According to the report, while credit tightened dramatically in mid-April due to increased economic uncertainty driven by the pandemic, credit availability has loosened since then, boosting sales and market potential.
“When lending standards are tight, fewer people can qualify for a mortgage to buy a home,” Fleming said. “Likewise, when standards are loose, more people can qualify for a mortgage and buy a home. Credit loosening in August compared with last month increased housing market potential by 266,640 potential home sales.”
House-buying power, which increased 1.3% month over month in August, is yet another force driving the market.
“The house-buying power increase was driven by the combined impact of lower mortgage rates, which were 0.08 percentage points lower in August than the previous month, and a moderate increase in month-over-month household income,” he said. “The increase in house-buying power boosted market potential by approximately 28,180 potential home sales.”
Meanwhile, homeowners are feeling wealthier as home price appreciation continues, making them more likely to use that equity to purpose a larger or more desirable home. “In today’s housing market, fast rising demand against the limited supply of homes for sale has resulted in continued house price appreciation,” Fleming added. “Compared with last month, the growing wealth effect of rising equity caused by house price appreciation increased housing market potential by nearly 17,270 potential home sales.”

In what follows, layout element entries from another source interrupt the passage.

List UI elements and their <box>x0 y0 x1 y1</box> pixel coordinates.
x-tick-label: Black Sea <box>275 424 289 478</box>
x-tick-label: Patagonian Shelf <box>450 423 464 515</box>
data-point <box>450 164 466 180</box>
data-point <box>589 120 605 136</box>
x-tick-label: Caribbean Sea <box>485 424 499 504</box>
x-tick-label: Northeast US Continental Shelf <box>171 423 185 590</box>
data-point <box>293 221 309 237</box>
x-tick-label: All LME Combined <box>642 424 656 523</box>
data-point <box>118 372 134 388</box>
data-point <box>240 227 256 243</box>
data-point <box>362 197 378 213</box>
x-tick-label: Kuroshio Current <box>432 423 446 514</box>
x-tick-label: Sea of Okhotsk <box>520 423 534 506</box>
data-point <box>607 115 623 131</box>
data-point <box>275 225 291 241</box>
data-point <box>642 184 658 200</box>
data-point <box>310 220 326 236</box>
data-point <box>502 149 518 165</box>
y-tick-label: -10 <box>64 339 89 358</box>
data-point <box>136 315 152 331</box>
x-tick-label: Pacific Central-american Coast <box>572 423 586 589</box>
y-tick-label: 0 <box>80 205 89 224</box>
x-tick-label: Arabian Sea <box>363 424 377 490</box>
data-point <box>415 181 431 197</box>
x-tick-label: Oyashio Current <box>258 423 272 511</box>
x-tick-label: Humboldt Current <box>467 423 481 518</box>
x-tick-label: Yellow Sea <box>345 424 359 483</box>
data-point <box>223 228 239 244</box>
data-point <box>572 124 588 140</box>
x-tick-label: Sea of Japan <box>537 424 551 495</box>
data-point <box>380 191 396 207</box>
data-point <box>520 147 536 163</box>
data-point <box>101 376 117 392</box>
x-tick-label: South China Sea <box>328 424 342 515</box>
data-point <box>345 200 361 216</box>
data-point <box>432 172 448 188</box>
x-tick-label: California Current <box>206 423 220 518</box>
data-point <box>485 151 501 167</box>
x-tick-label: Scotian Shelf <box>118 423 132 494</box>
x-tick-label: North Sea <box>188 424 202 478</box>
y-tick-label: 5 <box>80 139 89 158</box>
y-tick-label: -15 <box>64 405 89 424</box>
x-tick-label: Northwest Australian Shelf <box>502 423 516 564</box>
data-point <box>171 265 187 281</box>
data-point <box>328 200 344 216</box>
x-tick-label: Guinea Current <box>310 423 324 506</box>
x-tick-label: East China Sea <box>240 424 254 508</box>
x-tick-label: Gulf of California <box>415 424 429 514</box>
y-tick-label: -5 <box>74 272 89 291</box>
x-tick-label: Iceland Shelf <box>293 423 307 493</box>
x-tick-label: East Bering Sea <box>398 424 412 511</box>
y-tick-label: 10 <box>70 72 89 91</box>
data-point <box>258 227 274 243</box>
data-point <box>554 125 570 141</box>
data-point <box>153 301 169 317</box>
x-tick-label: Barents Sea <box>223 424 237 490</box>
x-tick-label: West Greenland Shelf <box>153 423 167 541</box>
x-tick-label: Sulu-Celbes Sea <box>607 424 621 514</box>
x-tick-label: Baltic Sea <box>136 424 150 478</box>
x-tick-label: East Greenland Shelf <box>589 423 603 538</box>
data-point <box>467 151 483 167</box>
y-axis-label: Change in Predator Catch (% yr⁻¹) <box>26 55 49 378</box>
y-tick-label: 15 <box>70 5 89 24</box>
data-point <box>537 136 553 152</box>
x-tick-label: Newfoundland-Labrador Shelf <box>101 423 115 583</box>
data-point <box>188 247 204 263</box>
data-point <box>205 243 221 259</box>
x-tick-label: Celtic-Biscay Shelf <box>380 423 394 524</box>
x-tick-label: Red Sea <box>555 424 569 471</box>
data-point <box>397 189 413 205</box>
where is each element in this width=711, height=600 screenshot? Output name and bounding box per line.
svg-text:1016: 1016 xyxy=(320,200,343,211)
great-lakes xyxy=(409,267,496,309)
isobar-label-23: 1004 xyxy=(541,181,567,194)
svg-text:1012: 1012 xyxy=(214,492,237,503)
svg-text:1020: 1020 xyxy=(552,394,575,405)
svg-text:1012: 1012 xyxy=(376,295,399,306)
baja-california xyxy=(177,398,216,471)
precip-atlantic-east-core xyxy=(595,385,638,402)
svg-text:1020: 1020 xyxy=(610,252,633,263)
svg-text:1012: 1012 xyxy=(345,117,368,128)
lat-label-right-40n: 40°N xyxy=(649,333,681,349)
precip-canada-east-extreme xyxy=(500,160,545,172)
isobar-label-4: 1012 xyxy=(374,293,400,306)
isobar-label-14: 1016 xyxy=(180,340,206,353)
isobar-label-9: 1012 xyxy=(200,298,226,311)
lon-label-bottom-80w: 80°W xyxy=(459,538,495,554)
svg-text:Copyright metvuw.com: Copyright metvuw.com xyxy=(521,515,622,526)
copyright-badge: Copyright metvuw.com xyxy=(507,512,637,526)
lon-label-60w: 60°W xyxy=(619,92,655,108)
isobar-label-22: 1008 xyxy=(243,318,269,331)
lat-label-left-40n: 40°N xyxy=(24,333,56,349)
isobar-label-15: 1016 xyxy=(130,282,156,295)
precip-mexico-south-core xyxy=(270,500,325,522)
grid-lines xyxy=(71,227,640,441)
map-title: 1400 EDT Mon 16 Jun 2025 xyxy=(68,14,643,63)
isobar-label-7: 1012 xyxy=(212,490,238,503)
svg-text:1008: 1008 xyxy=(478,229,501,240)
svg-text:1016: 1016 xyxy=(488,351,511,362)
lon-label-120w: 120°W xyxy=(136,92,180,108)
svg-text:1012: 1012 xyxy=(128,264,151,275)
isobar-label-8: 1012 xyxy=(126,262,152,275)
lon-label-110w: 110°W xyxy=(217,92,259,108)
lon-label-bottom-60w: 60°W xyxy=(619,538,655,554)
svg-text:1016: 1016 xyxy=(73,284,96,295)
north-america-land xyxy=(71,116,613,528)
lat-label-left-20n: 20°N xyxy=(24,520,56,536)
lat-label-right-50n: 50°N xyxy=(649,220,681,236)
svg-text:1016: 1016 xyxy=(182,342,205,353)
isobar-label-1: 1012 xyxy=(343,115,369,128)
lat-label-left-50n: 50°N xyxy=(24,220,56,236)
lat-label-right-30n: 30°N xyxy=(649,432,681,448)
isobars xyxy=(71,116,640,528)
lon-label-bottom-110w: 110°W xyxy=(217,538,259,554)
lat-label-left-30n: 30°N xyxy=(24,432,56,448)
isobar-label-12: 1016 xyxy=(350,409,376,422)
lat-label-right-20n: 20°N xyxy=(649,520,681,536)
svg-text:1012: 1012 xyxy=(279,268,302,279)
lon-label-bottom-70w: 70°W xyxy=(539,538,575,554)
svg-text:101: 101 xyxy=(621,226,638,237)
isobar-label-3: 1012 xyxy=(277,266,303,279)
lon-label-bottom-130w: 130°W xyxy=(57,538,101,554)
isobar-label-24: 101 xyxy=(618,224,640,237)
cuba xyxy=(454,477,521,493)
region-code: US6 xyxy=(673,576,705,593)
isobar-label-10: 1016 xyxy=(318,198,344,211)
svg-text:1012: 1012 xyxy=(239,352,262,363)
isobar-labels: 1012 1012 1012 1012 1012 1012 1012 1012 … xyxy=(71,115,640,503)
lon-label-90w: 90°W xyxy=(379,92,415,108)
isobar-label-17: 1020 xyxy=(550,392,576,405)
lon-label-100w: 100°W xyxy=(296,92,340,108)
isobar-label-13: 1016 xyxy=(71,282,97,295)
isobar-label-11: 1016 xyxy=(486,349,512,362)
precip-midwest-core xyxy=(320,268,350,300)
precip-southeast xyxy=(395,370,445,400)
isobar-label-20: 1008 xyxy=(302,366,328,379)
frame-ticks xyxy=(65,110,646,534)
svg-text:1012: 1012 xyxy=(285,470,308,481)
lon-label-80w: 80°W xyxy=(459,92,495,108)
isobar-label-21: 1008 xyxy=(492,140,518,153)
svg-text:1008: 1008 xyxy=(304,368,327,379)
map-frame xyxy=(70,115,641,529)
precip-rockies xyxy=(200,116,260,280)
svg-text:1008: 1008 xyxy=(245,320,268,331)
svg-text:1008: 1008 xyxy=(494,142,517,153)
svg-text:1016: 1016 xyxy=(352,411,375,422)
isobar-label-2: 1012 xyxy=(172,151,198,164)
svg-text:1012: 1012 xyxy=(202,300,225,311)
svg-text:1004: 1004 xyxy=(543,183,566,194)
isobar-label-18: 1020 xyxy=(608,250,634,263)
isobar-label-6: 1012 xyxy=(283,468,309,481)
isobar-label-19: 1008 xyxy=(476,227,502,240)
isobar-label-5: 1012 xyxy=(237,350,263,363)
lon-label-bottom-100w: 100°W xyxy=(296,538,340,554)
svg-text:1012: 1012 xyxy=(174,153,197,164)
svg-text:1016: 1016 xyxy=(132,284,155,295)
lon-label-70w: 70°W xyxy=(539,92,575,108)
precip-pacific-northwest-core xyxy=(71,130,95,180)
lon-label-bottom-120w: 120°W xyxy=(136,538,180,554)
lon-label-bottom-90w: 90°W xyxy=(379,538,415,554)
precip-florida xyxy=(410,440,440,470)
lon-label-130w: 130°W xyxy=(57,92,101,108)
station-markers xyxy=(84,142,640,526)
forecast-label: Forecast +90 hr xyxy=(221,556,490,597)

While millennials continued to drive household formation growth in August, increasing market potential by 24,255 potential home compared with last month, tenure length in the U.S. continues to rise, as baby boomers increasingly opt to age in place. In addition, the boom in refinancing is having a negative impact on housing market potential, as existing owners who have refinanced into lower mortgages are less motivated to move.
“Since roughly two-thirds of all home buyers are existing homeowners, homeowners staying put reduces the available inventory of homes for sale for home buyers,” the report said.
While not invulnerable, the latest report predicts the real estate market will remain immune to the ongoing economic impacts of the coronavirus for now, Fleming said. “But as with the virus itself, we are not sure if immunity lasts forever.”